A five-year-old boy in the US has a mutation in a gene called GPX4, which he shares with just 10 other children in the world. The condition causes skeletal and central nervous system abnormalities. There are likely to be other children with the disorder recorded in hundreds of health and diagnostic databases worldwide, but we do not know of them, because their privacy is guarded for legal and commercial reasons.
But what if records linked to the condition could be found and counted while still preserving privacy? Researchers from the Macquarie University Cyber Security Hub have developed a technique to achieve exactly that. The team includes Dr Dinusha Vatsalan and Professor Dali Kaafar of the University’s School of Computing and the boy’s father, software engineer Mr Sanath Kumar Ramesh, who is CEO of the OpenTreatments Foundation in Seattle, Washington.
“I am very excited about this work,” says Mr Ramesh, whose foundation initiated and supported the project. “Knowing how many people have a condition underpins economic assumptions.
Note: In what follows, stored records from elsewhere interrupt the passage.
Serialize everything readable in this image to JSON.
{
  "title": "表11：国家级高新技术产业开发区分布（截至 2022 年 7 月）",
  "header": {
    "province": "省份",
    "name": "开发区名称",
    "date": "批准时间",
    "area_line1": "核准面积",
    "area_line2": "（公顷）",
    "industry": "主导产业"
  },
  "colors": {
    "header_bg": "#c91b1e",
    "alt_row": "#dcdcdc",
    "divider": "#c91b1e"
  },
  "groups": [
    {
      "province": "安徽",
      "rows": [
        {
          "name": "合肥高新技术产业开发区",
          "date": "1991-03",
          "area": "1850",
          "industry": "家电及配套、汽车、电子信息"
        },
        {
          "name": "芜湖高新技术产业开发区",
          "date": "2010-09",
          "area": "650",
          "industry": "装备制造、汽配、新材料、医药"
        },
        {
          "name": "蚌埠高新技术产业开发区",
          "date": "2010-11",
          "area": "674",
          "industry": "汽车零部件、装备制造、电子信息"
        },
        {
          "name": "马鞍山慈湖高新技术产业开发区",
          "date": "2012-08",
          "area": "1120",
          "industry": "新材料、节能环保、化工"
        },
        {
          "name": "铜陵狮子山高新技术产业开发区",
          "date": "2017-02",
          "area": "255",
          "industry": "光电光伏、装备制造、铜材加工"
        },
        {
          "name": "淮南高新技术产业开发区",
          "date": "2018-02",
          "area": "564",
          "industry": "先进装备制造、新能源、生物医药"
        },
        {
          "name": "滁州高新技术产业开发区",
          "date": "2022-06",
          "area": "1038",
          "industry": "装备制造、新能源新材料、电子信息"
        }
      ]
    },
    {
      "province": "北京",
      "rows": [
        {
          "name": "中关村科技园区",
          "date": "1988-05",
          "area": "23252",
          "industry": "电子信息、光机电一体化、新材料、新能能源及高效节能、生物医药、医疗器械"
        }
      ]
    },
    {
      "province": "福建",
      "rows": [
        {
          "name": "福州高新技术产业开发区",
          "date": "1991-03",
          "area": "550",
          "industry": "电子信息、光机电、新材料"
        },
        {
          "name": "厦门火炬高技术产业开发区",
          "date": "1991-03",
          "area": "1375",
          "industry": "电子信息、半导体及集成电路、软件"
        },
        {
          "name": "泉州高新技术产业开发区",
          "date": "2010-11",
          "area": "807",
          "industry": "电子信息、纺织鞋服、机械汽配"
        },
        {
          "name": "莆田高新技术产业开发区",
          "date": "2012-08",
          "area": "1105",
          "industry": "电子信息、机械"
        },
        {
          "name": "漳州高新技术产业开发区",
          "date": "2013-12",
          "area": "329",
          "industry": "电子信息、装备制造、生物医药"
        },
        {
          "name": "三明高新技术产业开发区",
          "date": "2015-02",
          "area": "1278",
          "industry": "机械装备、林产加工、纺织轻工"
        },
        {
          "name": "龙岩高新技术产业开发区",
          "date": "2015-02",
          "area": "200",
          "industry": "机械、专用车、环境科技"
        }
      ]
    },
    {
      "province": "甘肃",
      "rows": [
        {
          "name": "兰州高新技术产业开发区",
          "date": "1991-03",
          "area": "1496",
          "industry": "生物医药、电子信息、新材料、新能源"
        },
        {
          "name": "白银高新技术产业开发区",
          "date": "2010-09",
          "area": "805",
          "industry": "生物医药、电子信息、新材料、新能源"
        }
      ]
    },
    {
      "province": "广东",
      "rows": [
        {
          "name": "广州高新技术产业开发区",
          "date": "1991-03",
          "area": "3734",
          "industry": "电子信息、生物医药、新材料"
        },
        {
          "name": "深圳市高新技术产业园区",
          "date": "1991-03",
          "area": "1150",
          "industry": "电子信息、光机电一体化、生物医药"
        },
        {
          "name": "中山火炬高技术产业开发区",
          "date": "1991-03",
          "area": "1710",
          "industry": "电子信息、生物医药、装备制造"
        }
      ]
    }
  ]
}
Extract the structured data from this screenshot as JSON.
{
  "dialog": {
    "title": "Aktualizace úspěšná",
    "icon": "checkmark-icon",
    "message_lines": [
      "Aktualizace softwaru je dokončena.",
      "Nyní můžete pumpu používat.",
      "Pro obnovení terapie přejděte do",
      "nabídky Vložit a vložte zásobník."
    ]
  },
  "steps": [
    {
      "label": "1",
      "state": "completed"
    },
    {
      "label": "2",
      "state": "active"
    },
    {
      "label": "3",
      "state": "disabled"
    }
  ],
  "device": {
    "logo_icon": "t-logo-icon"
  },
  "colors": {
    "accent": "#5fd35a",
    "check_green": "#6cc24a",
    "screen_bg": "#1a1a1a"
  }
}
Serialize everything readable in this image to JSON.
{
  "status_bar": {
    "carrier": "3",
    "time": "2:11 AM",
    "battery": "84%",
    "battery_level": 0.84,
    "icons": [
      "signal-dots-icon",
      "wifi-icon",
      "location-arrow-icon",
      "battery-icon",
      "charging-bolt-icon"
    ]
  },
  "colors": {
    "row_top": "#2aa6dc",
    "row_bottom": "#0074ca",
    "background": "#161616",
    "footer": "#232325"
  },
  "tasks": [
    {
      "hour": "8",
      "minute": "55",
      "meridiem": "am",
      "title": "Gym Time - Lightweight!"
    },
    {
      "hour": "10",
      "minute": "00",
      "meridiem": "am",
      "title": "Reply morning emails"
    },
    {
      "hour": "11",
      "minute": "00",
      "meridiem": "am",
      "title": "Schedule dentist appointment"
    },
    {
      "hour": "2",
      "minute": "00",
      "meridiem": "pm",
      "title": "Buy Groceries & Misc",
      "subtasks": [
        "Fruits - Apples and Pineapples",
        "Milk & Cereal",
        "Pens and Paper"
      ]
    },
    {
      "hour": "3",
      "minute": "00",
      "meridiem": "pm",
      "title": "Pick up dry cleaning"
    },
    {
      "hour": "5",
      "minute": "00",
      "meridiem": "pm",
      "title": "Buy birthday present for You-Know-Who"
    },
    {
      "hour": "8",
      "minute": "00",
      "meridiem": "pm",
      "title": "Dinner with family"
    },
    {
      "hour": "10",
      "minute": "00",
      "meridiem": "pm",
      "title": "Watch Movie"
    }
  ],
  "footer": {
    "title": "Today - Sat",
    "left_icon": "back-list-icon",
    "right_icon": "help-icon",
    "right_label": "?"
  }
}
If a condition was previously thought to have 15 patients and now we know, having pulled in data from diagnostic testing companies, that there are 100 patients, that increases market-size hugely.
“It would have a significant economic impact. The valuation of a company working on the condition would go up. Product costing would go down. How insurance companies account for medical costs would change. Diagnostic companies would target [the condition] more. And you can start to do epidemiology more precisely.”
Linking and counting data records might seem simple but, in reality, it involves many issues, says Professor Kaafar. First, because we are dealing with a rare disease, there is no centralised database, and the records are sprinkled across the world. “In this case in hundreds of databases,” he says. “And from a business perspective, data is precious, and the companies holding it are not necessarily interested in sharing.”
Then, there are technical issues of matching data that is recorded, encoded, and stored in different ways, and accounting for individuals who are double-counted in and between different databases. And, on top of all that, are the privacy considerations. “We are dealing with very, very sensitive health data,” Professor Kaafar says.
This personal data isn’t needed for a simple estimate of the number of patients and for epidemiological purposes. But, until now, it was needed to ensure that records are unique and can be linked.
Dr Vatsalan and her colleagues used a technique known as Bloom filter encoding with differential privacy. They devised a suite of algorithms which deliberately introduces enough noise into the data to blur precise details to the point where they cannot be extracted from individual records, but it still allows the patterns of records of the same disease condition to be matched and clustered.
The accuracy of their technique was then evaluated using North Carolina voter registration data. And the results showed the method led to a negligible error rate with a guarantee of a very high level of privacy, even on highly corrupted datasets. The technique significantly outperforms existing methods.
In addition to detecting and counting rare diseases, the research has many other applications; for determining awareness of a new product in marketing, for instance, or in cybersecurity for tracking the number of unique views of particular social media posts.
But it is the application to rare diseases about which the Macquarie University researchers are passionate. “There is no better feeling for a researcher than seeing the technology they’ve been developing having a real impact and making the world a better place,” says Professor Kaafar. “In this case, it is so real and so important.”
The OpenTreatment Foundation partly funded the research.
“The Foundation wanted to make this project completely open source from the very beginning,” Dr Vatsalan adds. “So the algorithm we implemented is being published openly.”
The authors will present their research at the 18th ACM ASIA Conference on Computer and Communications Security (ACM ASIACCS 2023) in Melbourne today.
The paper, Privacy-preserving Record Linkage for Cardinality Counting, is published in the Proceedings of the 2023 ACM Asia Conference on Computer and Communications Security.